Pacific Rising
John Dennehy
Severed Press
Reviewed by Michael R. Collings

Many, if not most, ‘creature features’—be they in print or film—are less about the monsters than about the humans combatting them. The monster provides a backdrop for exploring human motivations and potentials: heroism and cowardice, idealism and practicality, the conflicting powers of love and fear. At their most effective, the monsters are carefully crafted to highlight human strengths and weaknesses, while themselves retaining a high degree of individuality and accessibility. At their least effective, they threaten to become interchangeable place-holders.

The Kaiju of Japanese tradition provide an ideal instance of the potential force of monsters. The perennial interest in Godzilla, perhaps the prime example, indicates that the image can become a powerful image, not only within the culture that spawned it (pun intended) but for the world at large. As metaphor, symbol, type of the awesome and ill-defined power of atomic energy, the Kaiju rises from the mysterious depths of the ocean to wreak unspeakable havoc until turned back by some form of the atomic power that gave it life—and by the sheer heroism of a handful of men and women willing to sacrifice their all to save the many.

John W. Dennehy’s Pacific Rising effectively illustrates these ideas. It has a monster, a Kaiju—Zamera—that had risen in 1965 to lay waste to Tokyo until trapped in a deep-sea crevice by a small nuclear detonation. Now it has been awakened by a devastating hurricane and returns to take its revenge on the city and the nation that had earlier defeated it…and to sate its hunger for human flesh.

General Yoshi and the Japanese Self-Defense Forces prove unable to halt its march of destruction, so it falls to the United States military to assist. Enter Master Gunnery Sergeant James Penton, the highest-ranking enlisted Marine on Okinawa, to oversee preparations for an air strike against Zamera. And with him enters the underlying hero of Pacific Rising, as abstract and as individualized as Zamera itself: the United States Marine. In part, Dennehy honors the entire service, but more crucially, he focuses on the individual Marine who, in the face of horrific opposition, stands firm, performs the assigned task, and, if necessary, dies doing so. In one subplot after another, a generalized battle plan—whether it entail Harriers converging on Tokyo or stealing a North Korean nuclear bomb (earlier stolen from the Russians)—Dennehy rapidly compresses the action to single individuals and follows their unique paths until the mission is accomplished and the Kaiju destroyed.

The rise of Zamera and its initial attack on Tokyo are accomplished in four pages through a series of action clips almost kaleidoscopic in intensity and effect; preparing and loading the ordnance for the Harriers, on the other hand, takes far longer and is defined in much more intricate detail. That Penton per se oversees those preparations is in some respects irrelevant. The implication is that any Marine would have done the same. And the fact that plot twists place Penton and fellow Marine Kate Able alone in the final confrontation with the monster in a sure-death situation is equally tangential; although they are in their own way fully realized, they are as much types, symbols, and metaphors for those who serve as the Kaiju is of the monstrum that emerges from the darkness and threatens the light. Pacific Rising is a paean to preparation, to service, to honor.
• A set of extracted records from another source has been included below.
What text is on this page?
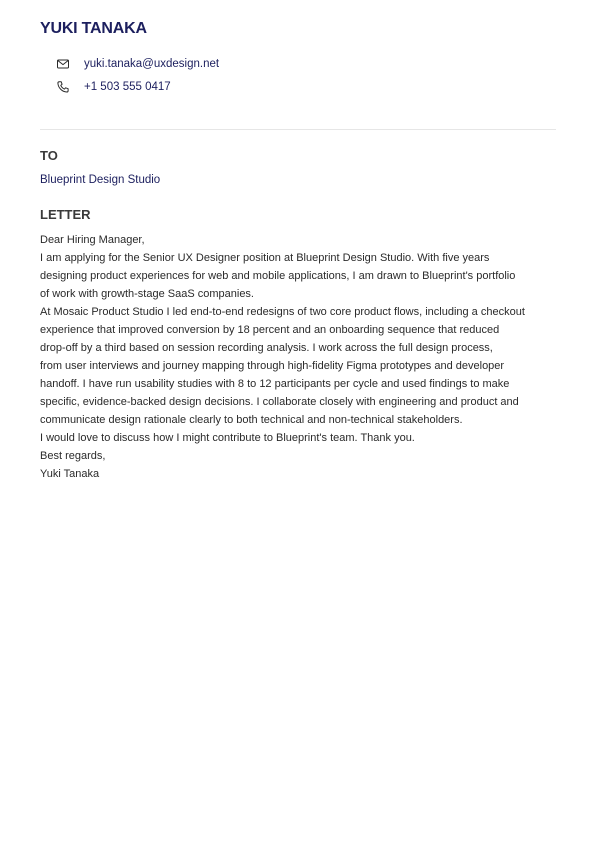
YUKI TANAKA
yuki.tanaka@uxdesign.net
+1 503 555 0417
TO
Blueprint Design Studio
LETTER
Dear Hiring Manager,
I am applying for the Senior UX Designer position at Blueprint Design Studio. With five years
designing product experiences for web and mobile applications, I am drawn to Blueprint's portfolio
of work with growth-stage SaaS companies.
At Mosaic Product Studio I led end-to-end redesigns of two core product flows, including a checkout
experience that improved conversion by 18 percent and an onboarding sequence that reduced
drop-off by a third based on session recording analysis. I work across the full design process,
from user interviews and journey mapping through high-fidelity Figma prototypes and developer
handoff. I have run usability studies with 8 to 12 participants per cycle and used findings to make
specific, evidence-backed design decisions. I collaborate closely with engineering and product and
communicate design rationale clearly to both technical and non-technical stakeholders.
I would love to discuss how I might contribute to Blueprint's team. Thank you.
Best regards,
Yuki Tanaka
The novel will resonate most fully with readers interested in military-based horror, for whom the various acronyms liberally incorporated into the story are intrinsically meaningful. The minutiae of ordnance and preparation, of military planning and execution, balances in small the power of the sixty-foot-tall monster destroying a multi-story building in its mindless quest for a single Marine—and both perspectives are crucial to Pacific Rising.

The novel suffers from some technical difficulties; it tends toward redundancy and awkwardness in word choice, and minor characters often remain more stereotypes than individuals. But on the whole it accomplishes what it set out to do: resurrect an emblematic antagonist and demonstrate how modern weaponry wielded by heroic individuals can defeat the undefeatable.